F. RAILLARD, Explication des neumes ou anciens signes de notation musicale pour servir à la restauration complète du chant Grégorien avec des tableaux de comparaison et un recueil de chants religieux extraits d'un manuscrit du XIème siècle. Paris, E. Repos, 1859. [4 V SUP 427 RES].  
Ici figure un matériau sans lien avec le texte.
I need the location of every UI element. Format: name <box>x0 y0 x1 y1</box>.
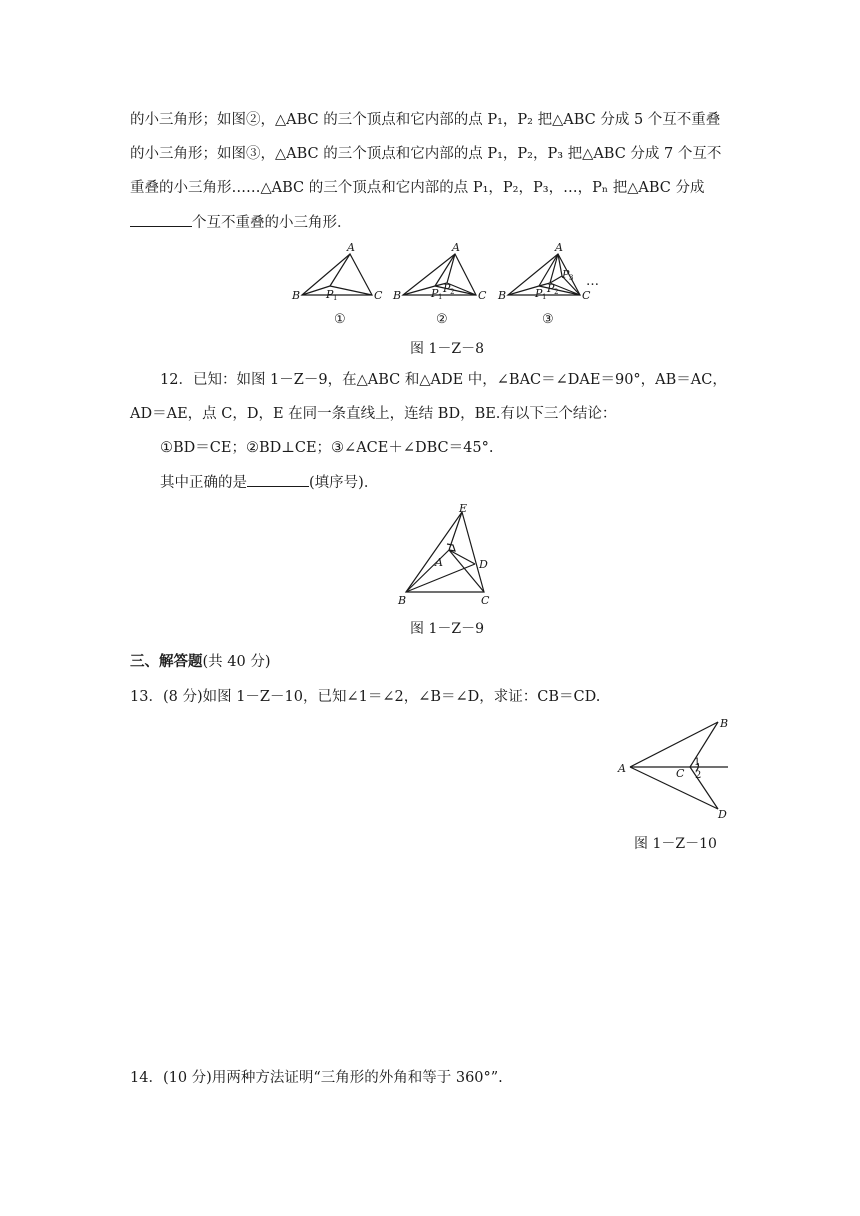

Ce n’est qu’à partir de la découverte en 1847 du Tonaire de Saint-Bénigne de Dijon, par Félix Danjou, organiste de Notre-Dame de Paris, que le mystère de la lecture des neumes put commencer d’être percé. Aujourd’hui oublié, l’abbé Raillard, vicaire de Saint-Thomas d’Aquin à Paris, fait partie des pionniers avec les bénédictins de Solesmes, pour proposer de déchiffrer selon une méthode systématique les plus anciens manuscrits afin de servir le projet de restauration du chant grégorien à partir de ses versions les plus anciennes. On découvre alors aussi que celles-ci ont été amputées d’une partie de leurs ornementations mélodiques du fait de l’oubli, au fil des siècles, de leurs techniques propres d’interprétation. Ce tableau comparatif superpose les anciennes notations neumatiques employées pour noter le chant liturgique à partir du 9e siècle, dont les hauteurs de notes ne sont pas précisées avec exactitude, avec la notation en notes carrées sur portée de 4 lignes qui leur succèdera pour se généraliser dès l’invention de celle-ci à la fin du 12e siècle. Celle-ci privilégie alors la précision des hauteurs de notes au détriments des indications d’interprétations que mettaient en avant les notations neumatiques.

 

La cantillation, lecture chantée des textes sacrés

Missel de Beauvais. Manuscrit, début du 12e siècle. [Ms. 95]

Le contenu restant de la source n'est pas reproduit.